What I would not rush to read are two books written by local writers. Pauline Dakin, a former CBC health reporter, has had a lot of media interviews about her first book, Run, Hide, Repeat.
Not to give too much away, but in a breezy style, Dakin tells the very surreal story of her own early years fanning out to adulthood. Dakin’s mother and her mother’s boyfriend told Dakin and her younger brother that the mafia or some organized criminals were after them. As a result, they had to move across the Canada, living day to day in different towns and provinces more or less in hiding –to escape. Turns out Dakin believed her mother and step-father’s story long after growing up, going to university and even marrying. Dakin’s life was one of fear and anger but also deep devotion to her mother. Ultimately her mother (like her step-father) became a United Church Minister near Halifax and (spoiler alert) still believed the family’s past was for real. I found it a bit hard to believe that Dakin, who does investigative journalism, could believe the story and live the life created for her for more than 20 years…

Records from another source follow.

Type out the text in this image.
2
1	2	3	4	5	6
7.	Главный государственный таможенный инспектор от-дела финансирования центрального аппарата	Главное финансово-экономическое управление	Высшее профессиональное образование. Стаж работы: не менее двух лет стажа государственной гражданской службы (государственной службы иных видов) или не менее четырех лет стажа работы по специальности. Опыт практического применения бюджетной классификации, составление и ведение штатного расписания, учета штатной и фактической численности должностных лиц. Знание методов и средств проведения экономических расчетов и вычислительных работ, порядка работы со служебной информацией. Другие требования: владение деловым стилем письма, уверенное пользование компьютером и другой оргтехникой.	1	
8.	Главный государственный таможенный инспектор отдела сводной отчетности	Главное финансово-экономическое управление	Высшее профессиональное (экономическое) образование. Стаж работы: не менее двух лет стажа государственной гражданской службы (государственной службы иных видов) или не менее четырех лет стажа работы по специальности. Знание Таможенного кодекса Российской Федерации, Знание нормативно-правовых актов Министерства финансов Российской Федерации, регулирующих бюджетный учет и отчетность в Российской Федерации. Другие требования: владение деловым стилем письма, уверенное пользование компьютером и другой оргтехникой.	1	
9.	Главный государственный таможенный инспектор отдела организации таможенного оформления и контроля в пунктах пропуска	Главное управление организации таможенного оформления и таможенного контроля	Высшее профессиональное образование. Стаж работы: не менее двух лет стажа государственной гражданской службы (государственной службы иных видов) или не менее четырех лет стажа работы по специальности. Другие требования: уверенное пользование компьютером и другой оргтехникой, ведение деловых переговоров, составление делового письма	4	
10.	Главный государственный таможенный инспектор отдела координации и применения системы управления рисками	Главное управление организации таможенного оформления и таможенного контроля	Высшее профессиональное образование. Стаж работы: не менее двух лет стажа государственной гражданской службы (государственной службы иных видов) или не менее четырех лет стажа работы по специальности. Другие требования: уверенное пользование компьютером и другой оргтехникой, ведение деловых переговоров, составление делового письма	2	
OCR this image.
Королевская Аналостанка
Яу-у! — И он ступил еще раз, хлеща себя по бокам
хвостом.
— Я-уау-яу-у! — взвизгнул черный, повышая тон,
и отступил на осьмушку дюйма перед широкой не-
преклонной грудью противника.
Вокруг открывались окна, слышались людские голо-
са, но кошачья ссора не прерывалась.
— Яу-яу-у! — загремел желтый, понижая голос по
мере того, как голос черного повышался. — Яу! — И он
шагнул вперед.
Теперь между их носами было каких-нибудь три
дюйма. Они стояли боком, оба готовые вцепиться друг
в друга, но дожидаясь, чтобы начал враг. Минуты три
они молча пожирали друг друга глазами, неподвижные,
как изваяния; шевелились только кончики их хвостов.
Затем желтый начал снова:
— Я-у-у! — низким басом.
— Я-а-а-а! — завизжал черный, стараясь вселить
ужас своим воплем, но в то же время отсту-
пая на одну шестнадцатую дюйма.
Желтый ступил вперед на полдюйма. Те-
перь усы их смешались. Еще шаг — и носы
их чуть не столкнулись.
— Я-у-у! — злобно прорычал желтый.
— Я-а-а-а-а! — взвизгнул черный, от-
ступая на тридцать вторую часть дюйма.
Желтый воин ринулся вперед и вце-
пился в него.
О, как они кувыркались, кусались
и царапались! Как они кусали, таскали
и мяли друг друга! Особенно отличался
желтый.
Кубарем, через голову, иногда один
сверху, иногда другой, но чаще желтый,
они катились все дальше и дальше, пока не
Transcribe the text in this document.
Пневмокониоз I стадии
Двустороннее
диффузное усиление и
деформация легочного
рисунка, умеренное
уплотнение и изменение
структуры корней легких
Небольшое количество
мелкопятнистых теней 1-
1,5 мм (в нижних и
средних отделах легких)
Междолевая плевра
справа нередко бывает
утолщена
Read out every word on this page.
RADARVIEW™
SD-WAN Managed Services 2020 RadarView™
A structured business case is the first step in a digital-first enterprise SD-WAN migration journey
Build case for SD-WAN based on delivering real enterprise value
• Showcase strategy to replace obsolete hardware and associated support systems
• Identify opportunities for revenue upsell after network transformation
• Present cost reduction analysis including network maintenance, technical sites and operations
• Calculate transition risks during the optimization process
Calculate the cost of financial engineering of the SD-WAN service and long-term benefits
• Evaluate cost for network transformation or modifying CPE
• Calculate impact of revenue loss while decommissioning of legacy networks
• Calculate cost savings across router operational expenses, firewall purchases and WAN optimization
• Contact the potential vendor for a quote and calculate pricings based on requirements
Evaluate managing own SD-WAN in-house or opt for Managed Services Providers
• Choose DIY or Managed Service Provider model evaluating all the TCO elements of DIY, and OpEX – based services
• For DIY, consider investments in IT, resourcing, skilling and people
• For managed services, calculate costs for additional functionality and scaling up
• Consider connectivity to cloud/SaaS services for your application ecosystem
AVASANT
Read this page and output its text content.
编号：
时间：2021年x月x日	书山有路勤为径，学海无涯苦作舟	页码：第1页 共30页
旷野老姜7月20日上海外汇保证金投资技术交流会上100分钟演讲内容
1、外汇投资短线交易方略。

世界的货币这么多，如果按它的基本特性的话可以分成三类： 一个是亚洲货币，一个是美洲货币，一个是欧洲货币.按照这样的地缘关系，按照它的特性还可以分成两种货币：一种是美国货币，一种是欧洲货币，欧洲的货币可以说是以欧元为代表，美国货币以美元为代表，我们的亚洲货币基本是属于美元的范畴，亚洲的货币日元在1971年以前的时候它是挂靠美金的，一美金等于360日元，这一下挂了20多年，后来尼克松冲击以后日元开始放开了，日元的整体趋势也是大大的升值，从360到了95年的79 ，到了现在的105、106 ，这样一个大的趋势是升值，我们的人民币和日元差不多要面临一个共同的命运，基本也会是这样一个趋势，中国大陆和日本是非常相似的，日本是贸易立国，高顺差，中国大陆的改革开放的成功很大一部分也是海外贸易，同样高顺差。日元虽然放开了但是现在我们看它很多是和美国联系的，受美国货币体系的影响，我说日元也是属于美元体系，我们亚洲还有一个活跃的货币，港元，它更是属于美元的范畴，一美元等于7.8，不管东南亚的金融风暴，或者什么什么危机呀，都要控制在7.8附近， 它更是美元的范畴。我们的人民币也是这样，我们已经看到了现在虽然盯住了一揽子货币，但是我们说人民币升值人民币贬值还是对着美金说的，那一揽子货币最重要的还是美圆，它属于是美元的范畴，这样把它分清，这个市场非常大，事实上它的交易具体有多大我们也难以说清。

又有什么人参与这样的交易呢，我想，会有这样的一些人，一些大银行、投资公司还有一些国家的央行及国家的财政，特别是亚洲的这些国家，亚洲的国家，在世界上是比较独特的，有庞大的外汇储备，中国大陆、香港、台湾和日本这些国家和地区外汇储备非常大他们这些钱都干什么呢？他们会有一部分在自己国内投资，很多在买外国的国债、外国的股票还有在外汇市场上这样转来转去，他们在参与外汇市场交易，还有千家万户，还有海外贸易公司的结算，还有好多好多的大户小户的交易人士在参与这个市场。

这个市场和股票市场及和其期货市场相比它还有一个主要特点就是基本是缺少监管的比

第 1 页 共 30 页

Another book I would not rush to read is journalist Kayla Hounsell’s new book First Degree. This book is about the trial of Dalhousie medical student Will Sandeson, who was convicted of murdering Taylor Samson, also a Dal student. Clearly, the murder had a lot to do with selling drugs, and tens of thousands of dollars. The crown theorized that Sandeson needed money to pay off about $80,000 in debts from university plus a term at the Saba medical school in the West Indies. He went to the Saba medical school in a bid to up his game and gain acceptance into to medical school at Dal. He was accepted at Dal, but two weeks before classes were to begin in 2015, he killed and possibly dismembered Samson, whose body has never been found. While the book is competent in that it reports much from the trial transcripts, it asks and attempts to answer no questions. For instance Halifax police took Sandeson in for questioning for more than 12 hours — before charging him and they never suggested he get a lawyer. Sandeson did not ask for one either — but after all the crime shows we watch on Netflix, isn’t that the first thing anyone does when facing a charge of murder or any serious charge? Hounsell never looked at that issue or injustice at all. At the start of the book she dedicates it to victim’s family. She fundamentally believed the crown’s case from the get-go. Hounsell never looked into psychopaths, or psychopathic behaviour. I would recommend this book
if you’d like to know more about psychopaths. Yet who –on the verge of having a wonderful and lucrative career for life –would ditch it all suddenly without a second thought? The book is pedestrian and straight forward — in the wrong kind of way. No questions are answered — such as why did Sandeson from a good, loving family do this? Did he in fact do it? Did he have a connection to organised crime and that is why Sandeson never took the stand in his own defence? And his defence seemed tepid in that I gather only his (ex) girlfriend testified on his behalf. I wonder. Sandeson got life in prison by the way — Murder One.